Rule 102 expressly permits an applicant to gain “special” status based upon any of these showings:
- the applicant’s age or health, or
- that the invention will materially:
- enhance the quality of the environment;
- contribute to the development or conservation of energy resources; or
- contribute to countering terrorism.
I had to break it to my colleague that some ten years ago, the USPTO negated the second part of Rule 102. A decade ago the USPTO revised the MPEP (at MPEP § 708.01) to say:
Any petition to make special, other than those based on applicant’s health or age or participation in the Patent Prosecution Highway (PPH) pilot program, filed on or after August 25, 2006 must meet the requirements for the revised accelerated examination program set forth in MPEP § 708.02(a).
A petition to make special filed on or after August 25, 2006 will only be granted if it is based upon applicant’s health or age, is under the PPH pilot program (see MPEP § 708.02(c)), or complies with the requirements set forth in MPEP § 708.02(a).

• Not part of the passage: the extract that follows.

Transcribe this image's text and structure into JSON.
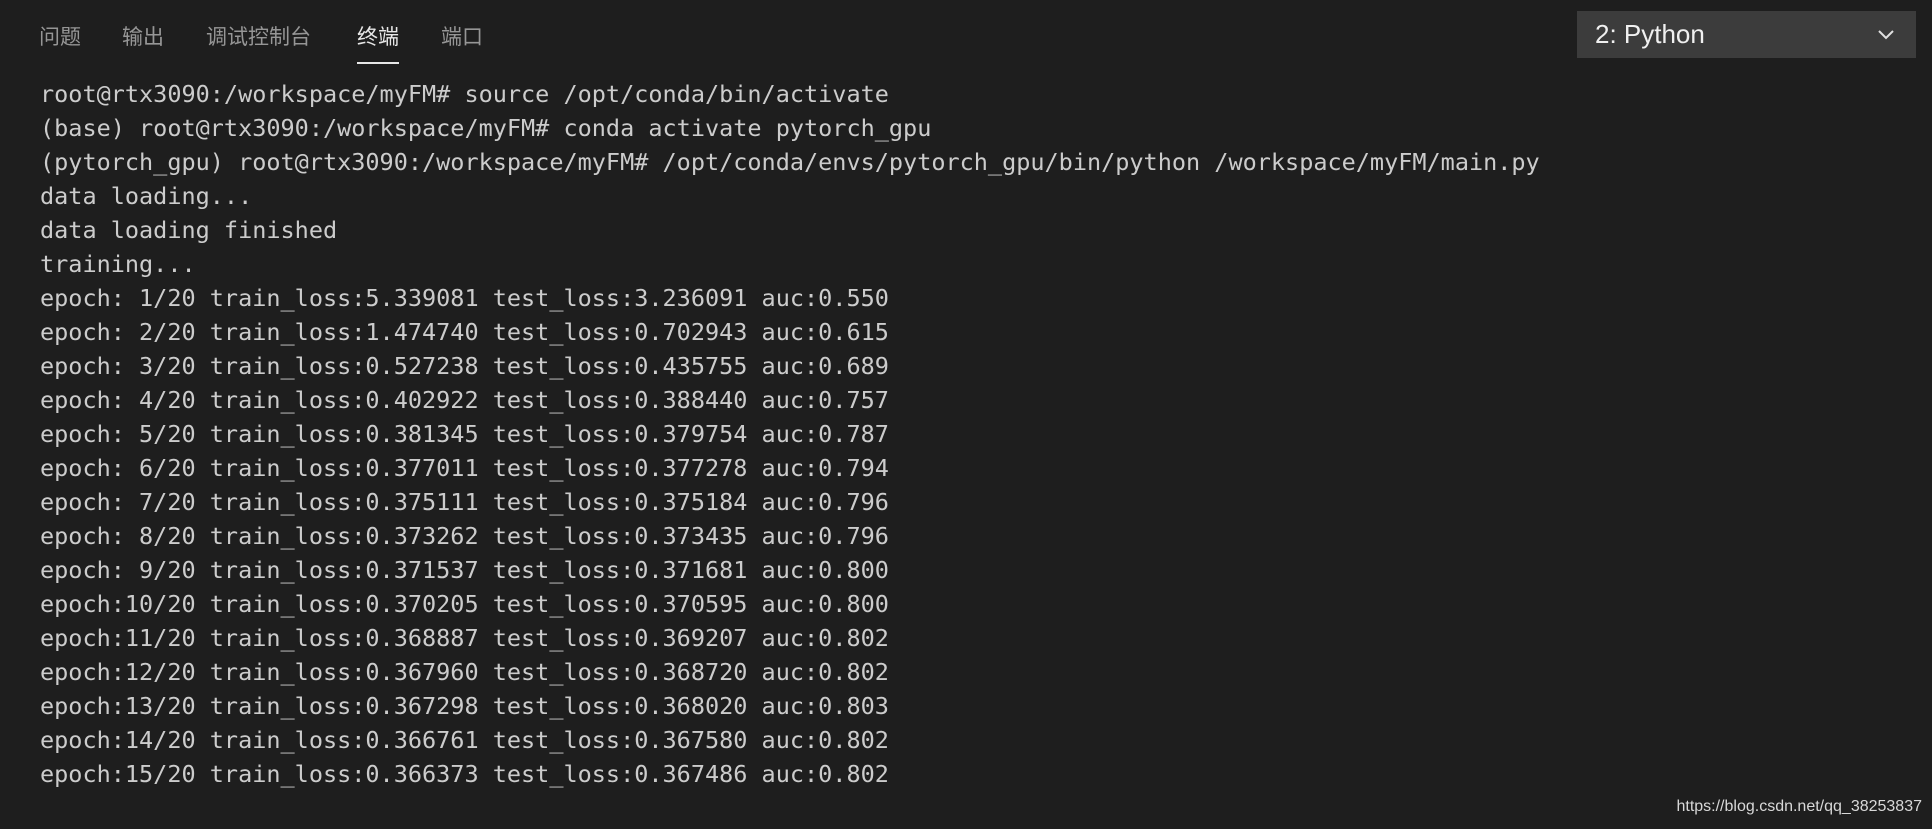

Just to clarify … the “revised accelerated examination program set forth in MPEP § 708.02(a)” is the dreaded “Accelerated Exam” program that very few practitioners ever use or have ever used. (See What it costs to get a US patent fast by Accelerated Examination? and The end of Accelerated Examination.) So anyway if you believe MPEP § 708.01, the only paths to “special” that are available nowadays are:
- Accelerated Exam
- Patent Prosecution Highway
- At least one inventor is 65 years old or older
- The state of health of at least one inventor is such that he or she might not be available to assist in the prosecution of the application if it were to run its normal course
Actually if you read the MPEP closely enough, the last part of Rule 102 does still have some peculiar significance. If you want to do Accelerated Exam (which no one these days wants to do), you either pay a $140 fee (smaller for small or micro entities) or you hand in a statement that the invention is directed to environmental quality, the development or conservation of energy resources, or countering terrorism. In other words, my New England colleague can still make use of the fact that her client’s invention helps to conserve energy. The way she can make use of it is that if she wishes to file an AE case, she can use the energy-conservation aspect of the invention to get a free pass on the $140 fee that would otherwise have to accompany the AE documents.

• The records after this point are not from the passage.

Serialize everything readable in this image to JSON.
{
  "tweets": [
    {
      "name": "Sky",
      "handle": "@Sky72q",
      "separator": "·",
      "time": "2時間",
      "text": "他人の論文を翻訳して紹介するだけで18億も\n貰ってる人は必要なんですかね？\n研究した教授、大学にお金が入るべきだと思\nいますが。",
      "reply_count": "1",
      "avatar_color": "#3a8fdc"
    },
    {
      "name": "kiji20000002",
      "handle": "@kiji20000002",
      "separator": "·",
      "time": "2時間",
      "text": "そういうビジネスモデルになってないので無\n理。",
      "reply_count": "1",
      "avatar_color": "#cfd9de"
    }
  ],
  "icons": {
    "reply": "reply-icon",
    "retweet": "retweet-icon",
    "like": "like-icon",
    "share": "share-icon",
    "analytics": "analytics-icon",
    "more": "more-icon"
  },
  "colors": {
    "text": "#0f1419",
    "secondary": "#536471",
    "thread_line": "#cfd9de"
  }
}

As I mentioned here, the USPTO has published a Federal Register Notice proposing to scrap the Accelerated Exam program. A small handful of comments have been filed and the comment period is now closed. Assuming that the USPTO moves forward on scrapping AE, what will USPTO do exactly to scrap it?
The answer to this is an oddity. AE was never actually rule-based. AE was only ever MPEP-based. When Director Dudas implemented AE, he did it simply by publishing an OG notice and then folding the OG notice into the MPEP. There was never any rulemaking for AE. This means that now, to scrap AE, the USPTO did not actually need to publish a Notice of Proposed Rulemaking. As I note in this blog post, in a peculiar way if USPTO carries out its plan to scrap AE, the likely result will be to revive the opportunity to make an application “special” based upon environmental quality, the development or conservation of energy resources, or countering terrorism.